Harsh PareekNov 09, 2020 17:07:12 IST
For a game that was advanced (albeit only by a week), Assassin’s Creed Valhalla — the 12th major instalment in the Ubisoft series that kicked off back in 2007 — could have surely used some more time in the studios.
The open would action-adventure RPG follows two critically acclaimed titles in the series — Origins (2017) and Odyssey (2018) — and aims to further expand on the changing landscape of the franchise. That, combined with the story being set in the backdrop of the Viking invasion of Britain, the game presents a promising proposition. However, in it’s present shape and form, it comes off as an enjoyable mess at its best, and a frustratingly disjointed experience as its worst.
Before getting any further though, let me reiterate that (as the headline suggests) this is not a review of the entire game, but only the initial impressions from the opening hours of the same. That being said, while some of the issues might possibly be fixed in the coming days, there are others more fundamental ones which work against the game. But all is not doom and gloom. Every now and then, the game offers genuine moments of surprise and glimmers of what a fully fleshed out version of it might look like if all the elements came together in just the right way.

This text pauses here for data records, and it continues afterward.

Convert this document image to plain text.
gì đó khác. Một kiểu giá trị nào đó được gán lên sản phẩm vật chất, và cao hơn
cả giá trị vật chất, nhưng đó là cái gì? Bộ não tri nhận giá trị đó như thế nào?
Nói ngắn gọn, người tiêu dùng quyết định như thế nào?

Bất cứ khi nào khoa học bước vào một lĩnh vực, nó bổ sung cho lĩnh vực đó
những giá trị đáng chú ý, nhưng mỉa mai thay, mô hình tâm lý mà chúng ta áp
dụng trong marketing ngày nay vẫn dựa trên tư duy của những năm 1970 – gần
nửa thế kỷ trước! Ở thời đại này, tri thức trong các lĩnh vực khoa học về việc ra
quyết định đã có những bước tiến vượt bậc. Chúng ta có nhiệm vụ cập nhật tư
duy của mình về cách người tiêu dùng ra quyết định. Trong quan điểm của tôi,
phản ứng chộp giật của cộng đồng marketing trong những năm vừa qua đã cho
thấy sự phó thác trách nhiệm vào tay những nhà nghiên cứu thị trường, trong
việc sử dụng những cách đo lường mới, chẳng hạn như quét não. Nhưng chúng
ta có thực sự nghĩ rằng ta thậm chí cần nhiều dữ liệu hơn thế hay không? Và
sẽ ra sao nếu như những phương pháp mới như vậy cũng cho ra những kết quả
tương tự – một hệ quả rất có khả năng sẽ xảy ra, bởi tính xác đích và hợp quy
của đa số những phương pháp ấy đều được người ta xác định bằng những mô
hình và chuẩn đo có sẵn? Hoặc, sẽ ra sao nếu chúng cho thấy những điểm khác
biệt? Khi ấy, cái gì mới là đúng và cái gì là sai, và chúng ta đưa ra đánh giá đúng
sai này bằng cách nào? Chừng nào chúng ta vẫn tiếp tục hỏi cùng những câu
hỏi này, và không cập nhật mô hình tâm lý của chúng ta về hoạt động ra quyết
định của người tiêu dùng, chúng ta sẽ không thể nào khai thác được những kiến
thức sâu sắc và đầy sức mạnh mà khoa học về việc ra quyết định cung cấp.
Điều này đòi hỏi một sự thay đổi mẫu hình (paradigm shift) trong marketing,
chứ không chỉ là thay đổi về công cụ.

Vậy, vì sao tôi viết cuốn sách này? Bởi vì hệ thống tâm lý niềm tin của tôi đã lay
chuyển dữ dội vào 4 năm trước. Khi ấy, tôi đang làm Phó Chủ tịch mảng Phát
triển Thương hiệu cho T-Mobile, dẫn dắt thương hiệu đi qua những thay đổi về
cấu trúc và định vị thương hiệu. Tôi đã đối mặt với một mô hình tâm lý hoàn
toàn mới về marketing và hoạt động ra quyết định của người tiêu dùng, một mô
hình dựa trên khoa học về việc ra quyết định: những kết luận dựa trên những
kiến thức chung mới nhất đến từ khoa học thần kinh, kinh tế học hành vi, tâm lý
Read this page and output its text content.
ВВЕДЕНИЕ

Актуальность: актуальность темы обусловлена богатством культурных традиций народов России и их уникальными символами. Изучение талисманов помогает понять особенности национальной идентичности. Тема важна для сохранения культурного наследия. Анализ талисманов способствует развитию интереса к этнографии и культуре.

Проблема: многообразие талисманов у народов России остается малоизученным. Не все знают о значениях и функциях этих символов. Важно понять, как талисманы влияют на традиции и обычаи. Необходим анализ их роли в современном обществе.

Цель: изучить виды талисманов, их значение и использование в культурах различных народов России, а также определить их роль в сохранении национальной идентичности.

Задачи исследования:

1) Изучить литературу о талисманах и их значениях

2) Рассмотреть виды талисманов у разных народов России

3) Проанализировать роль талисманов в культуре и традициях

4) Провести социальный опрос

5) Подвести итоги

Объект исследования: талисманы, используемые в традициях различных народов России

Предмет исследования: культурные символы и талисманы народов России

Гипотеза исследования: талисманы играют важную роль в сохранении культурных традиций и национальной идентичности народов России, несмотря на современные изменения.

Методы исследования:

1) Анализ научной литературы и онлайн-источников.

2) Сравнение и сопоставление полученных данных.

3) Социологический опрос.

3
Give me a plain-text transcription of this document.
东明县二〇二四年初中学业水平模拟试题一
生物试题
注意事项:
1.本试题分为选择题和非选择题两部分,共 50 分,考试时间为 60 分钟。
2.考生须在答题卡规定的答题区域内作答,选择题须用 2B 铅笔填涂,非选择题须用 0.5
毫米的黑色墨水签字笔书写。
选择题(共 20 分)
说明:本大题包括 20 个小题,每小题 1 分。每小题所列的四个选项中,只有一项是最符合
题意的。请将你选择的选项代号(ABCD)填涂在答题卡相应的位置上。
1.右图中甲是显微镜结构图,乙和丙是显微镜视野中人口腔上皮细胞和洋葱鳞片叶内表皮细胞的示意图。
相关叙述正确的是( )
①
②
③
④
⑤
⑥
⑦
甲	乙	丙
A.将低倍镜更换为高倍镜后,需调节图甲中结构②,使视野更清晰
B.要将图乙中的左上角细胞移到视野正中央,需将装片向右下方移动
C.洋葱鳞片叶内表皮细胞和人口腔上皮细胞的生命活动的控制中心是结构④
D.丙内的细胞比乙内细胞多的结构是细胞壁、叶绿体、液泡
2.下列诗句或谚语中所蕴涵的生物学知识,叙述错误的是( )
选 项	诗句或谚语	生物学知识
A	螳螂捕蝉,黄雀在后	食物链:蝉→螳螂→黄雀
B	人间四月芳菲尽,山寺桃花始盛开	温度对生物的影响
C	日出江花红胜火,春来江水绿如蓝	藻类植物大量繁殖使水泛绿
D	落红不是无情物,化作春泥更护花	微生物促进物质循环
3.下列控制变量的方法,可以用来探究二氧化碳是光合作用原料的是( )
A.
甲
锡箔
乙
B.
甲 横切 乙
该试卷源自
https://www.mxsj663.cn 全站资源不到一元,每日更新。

Set in the late 800s AD, you play as Eivor (the player can choose the character to be a male or a female, and change at any point in the game), a rather too-up-for-action Viking who starts off wanting to avenge a personal loss. The opening sequence kicks off flaunting some gorgeous graphics and indoor setting, but the performance issues are immediately noticeable. Although you can do little more than walk in a straight line in the particular sequence, the game keeps freezing as it loads in the background, and one begins to suspect if this was indeed not designed with the next generation of consoles in mind.
Beyond the said opening sequence, the graphics (somewhat expectantly) drop dramatically and you are introduced to one of the most jarring aspects of the gameplay – the extensive texture pop ins, not to mention the blank loading screens that seemingly show up at random even when you are simply trying to interact with NPCs in the open world. Planning to ride your horse fast? Well, better prepare yourself for frame freezes and mid-flight loading.
It does not help that the said protagonist of the game is one of the blandest characters I’ve come across in a recent AAA game, and the main story so far (yes, so far and without giving anything away here) seem to have been put together using a generic cliché generator. There is no depth to speak of and noting to get you invested or hooked. The only thing that kept me going was the hope that things might turn at some point (which they might as well, going ahead). Another thing that throws you off is the voice acting, especially that of the protagonist. Not I do not suggest or expect every character in a Norse setting to sound like Christopher Judge, but at times it feels like the voice actor was not even aware of the setting of the game or the different scenario playing out. Yet another reoccurring issue is how the audio cuts off mid-sentence while someone is speaking. An all round mess.
As to what you can do in the game, there’s plenty. While the character customisation, weapons and skills upgrade are pretty standard affairs, you can engage in raiding settlements across the map – a twist on your usual smash and grab jobs. You can scout the map via you raven, flying across the open land, spying on enemy territories and looking for treasures. You can also take on adventures (aka side quests) along the way. I did try and couple, but as luck would have it, they turned out to be as interesting and unpredictable as watching grass grow (but there are plenty more to come, so hey).
The stealth play and parkour, the two staples of the franchise, are still perhaps the most fun elements of the game. The open combat, both melee and range, are satisfying as well, with the game provides players a number of choice on how to wield and use multiple weapons. Things do get a bit murky when you are up against a number of enemies, as well as when you are raiding with your clan. See, your clan is pretty much useless. They barely engage in combat and at times will even run past stationery enemies for you to take care of each and every them. But overall, once you get a hang of things, there is enough variety to keep you busy.
As I mentioned in the beginning, the game also presents you with moments of inspiration. Be it the ice giving way under your feet, or enemies kicking mud at you mid-combat, or some unsuspecting animal attacking you (although I did get chased by a bear across the map for 15 or so minutes which again pointed to an unpolished product). You can also engage in activities like hunting or a drinking game, or my favourite, flyting. The scenery itself can make you stop in your tracks, but alas, the pervading bugginess of it all mars much that has potential.
The open world Assassin’s Creed games are notoriously long, so I’m hardly writing this one off. Although what the game desperately needs at the moment is some heavy patching and performance upgrades. Valhalla undoubtedly has flair, but in its current state it’s difficult to recommend someone to spend dozens of hours with it. With an ungodly number of major game releases lined up, Ubisoft needs to get things moving pronto, or risk losing the franchise’s hard fought reputation of recent years.
Game being reviewed on PlayStation 4 Pro. Review code provided by the publisher.